- Born: 5 March 1879 Watertown, Wisconsin
- Died: 30 January 1970 (aged 90) Freehold Township, New Jersey
- Education: Marion College University of Illinois College of Physicians & Surgeons
- Scientific career
- Fields: Medicine, botany
- Workplaces: Salem College
- Author abbrev. (botany): Schallert

= Paul Otto Schallert =

American botanist (1879–1970)

Paul Otto Schallert (5 March 1879 30 January 1970) was an American physician and botanist active in North Carolina.

==Early life and career==
Schallert was born in Watertown, Wisconsin on 5 March 1879. He grew up on a farm, and later worked as a carpenter to afford college tuition. He attained two undergraduate degrees from Marion College, and in 1904 earned dual M.S. and M.D. degrees from the University of Illinois College of Physicians & Surgeons. After graduation, he practiced medicine in Wisconsin before relocating to Winston-Salem, North Carolina in 1910.

While working as a physician and surgeon in North Carolina, Schallert took up botany. He became a prolific plant collector, and taught the subject at Salem College. In 1943, he served the Army Medical Corps in Seattle, Washington. After the war, he moved to Altamonte Springs, Florida.

==Political activism==
Schallert was an avid socialist. He was a member of the North Carolina State Executive Committee of the Socialist Party and of the Winston-Salem City Committee of the Socialist Party. He was an advocate for the style of medical care provided in the Soviet Union.

In 1935, Schallert visited the Soviet Union as a representative of the Socialist Party of North Carolina. Following his visit, he published a series of essays titled, "Russia: Yesterday, Today, and Tomorrow".

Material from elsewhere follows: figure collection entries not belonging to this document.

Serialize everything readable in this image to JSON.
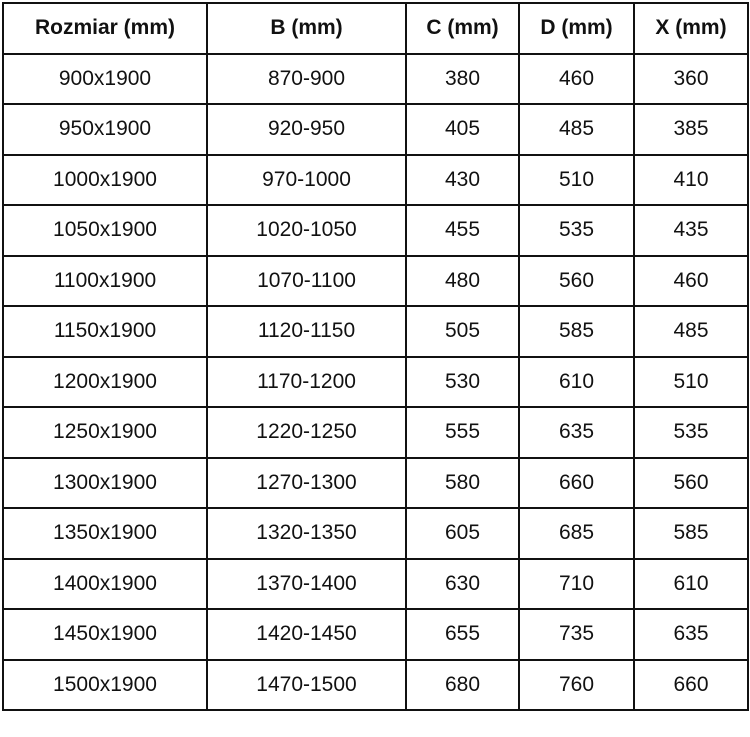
{
  "table": {
    "headers": [
      "Rozmiar (mm)",
      "B (mm)",
      "C (mm)",
      "D (mm)",
      "X (mm)"
    ],
    "rows": [
      [
        "900x1900",
        "870-900",
        "380",
        "460",
        "360"
      ],
      [
        "950x1900",
        "920-950",
        "405",
        "485",
        "385"
      ],
      [
        "1000x1900",
        "970-1000",
        "430",
        "510",
        "410"
      ],
      [
        "1050x1900",
        "1020-1050",
        "455",
        "535",
        "435"
      ],
      [
        "1100x1900",
        "1070-1100",
        "480",
        "560",
        "460"
      ],
      [
        "1150x1900",
        "1120-1150",
        "505",
        "585",
        "485"
      ],
      [
        "1200x1900",
        "1170-1200",
        "530",
        "610",
        "510"
      ],
      [
        "1250x1900",
        "1220-1250",
        "555",
        "635",
        "535"
      ],
      [
        "1300x1900",
        "1270-1300",
        "580",
        "660",
        "560"
      ],
      [
        "1350x1900",
        "1320-1350",
        "605",
        "685",
        "585"
      ],
      [
        "1400x1900",
        "1370-1400",
        "630",
        "710",
        "610"
      ],
      [
        "1450x1900",
        "1420-1450",
        "655",
        "735",
        "635"
      ],
      [
        "1500x1900",
        "1470-1500",
        "680",
        "760",
        "660"
      ]
    ]
  }
}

==Personal life and death==
Schallert married his wife, Flora Grace Jackson, on 16 May 1904. They had four children. One of their children, the chemist Paul O. Schallert, Jr., also collected plant specimens.

Schallert died at the age of 90 on 30 January 1970 while living in Freehold Township, New Jersey.

==Legacy==
The herbarium of the University of North Carolina at Chapel Hill houses several hundreds of specimens collected by Schallert. Throughout his lifetime, his personal collected reached 50,000 specimens. The Fort Worth Botanic Garden has archived the Paul O. Schallert Papers, a collection of correspondences between Schallert and other botanists such as Otto Degener.